Paul Osterman, a professor at the MIT Sloan School of Management, recently wrote an opinion piece in the Wall Street Journal where he offers an explanation for the high price of home health care. With costs of around $20 per hour, understanding why home health care costs so much can hopefully help make it more affordable.

According to Osterman, one reason home health care is so expensive is state-level regulations and poor aide training. Home health aides are classified as “minimum wage people” so nurses are required to perform most medical tasks such as putting in eye drops. Increasing training options for aides and allowing them to complete more tasks could improve the quality of care and improve affordability.
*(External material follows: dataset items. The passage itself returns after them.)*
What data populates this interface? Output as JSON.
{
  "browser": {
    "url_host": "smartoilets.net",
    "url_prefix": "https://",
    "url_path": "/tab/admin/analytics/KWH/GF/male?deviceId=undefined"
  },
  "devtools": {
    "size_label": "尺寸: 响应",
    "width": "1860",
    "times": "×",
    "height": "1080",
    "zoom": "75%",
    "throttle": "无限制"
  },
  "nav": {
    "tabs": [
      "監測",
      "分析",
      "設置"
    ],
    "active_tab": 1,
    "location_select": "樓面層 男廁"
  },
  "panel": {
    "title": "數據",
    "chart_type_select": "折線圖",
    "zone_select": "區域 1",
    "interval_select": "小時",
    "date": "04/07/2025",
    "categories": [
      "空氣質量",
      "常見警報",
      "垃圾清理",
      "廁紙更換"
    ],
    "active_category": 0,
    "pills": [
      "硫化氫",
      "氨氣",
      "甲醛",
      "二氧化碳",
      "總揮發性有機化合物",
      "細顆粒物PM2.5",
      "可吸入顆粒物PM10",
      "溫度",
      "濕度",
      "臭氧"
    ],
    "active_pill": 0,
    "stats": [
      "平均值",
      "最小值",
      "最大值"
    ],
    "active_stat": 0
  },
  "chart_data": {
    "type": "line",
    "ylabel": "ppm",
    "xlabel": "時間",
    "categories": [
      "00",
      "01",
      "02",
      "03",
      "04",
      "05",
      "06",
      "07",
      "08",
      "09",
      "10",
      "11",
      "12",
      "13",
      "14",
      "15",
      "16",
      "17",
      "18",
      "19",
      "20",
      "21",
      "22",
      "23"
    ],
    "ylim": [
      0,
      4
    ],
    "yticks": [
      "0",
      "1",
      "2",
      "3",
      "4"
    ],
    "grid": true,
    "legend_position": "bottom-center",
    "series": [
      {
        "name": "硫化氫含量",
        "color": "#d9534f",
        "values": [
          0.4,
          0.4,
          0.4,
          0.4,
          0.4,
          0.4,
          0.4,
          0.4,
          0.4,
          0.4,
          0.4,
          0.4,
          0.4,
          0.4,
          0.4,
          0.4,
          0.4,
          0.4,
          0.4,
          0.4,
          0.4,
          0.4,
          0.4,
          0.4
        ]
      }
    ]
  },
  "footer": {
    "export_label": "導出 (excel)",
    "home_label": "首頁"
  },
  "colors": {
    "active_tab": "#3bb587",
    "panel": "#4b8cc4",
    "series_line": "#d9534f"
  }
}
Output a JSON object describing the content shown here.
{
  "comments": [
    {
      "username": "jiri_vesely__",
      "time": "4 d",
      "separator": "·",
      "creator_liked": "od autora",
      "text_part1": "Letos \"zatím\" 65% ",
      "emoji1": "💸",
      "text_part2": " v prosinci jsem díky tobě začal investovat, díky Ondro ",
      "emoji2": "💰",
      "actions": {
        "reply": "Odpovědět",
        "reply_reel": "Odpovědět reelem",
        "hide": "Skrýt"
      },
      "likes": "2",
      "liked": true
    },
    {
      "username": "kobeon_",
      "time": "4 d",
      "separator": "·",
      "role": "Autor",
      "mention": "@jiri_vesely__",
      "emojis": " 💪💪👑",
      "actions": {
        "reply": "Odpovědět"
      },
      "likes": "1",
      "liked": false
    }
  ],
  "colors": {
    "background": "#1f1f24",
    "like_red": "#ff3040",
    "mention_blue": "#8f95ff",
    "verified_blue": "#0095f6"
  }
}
Here is one possible benefit of such a change: “Take hospital readmissions. When elderly people leave the hospital after an acute incident, they often end up readmitted for another costly stay within 30 days. Or they’re sent not home, but instead to an expensive long-term care facility. Home-care aides can improve such transitions. A recent trial program at New York University Hospital found that when aides were trained to work with heart patients upon discharge, the patients were significantly better at maintaining their health.”

New York has also created a classification called “advanced aide” to recognize training in Alzheimer’s and dementia care. Hopefully more training programs and less burdensome regulations can be developed at the state and national level. With 22 million Americans expected to need long-term care by 2030, we need solutions to increase the affordability and availability of all types of care.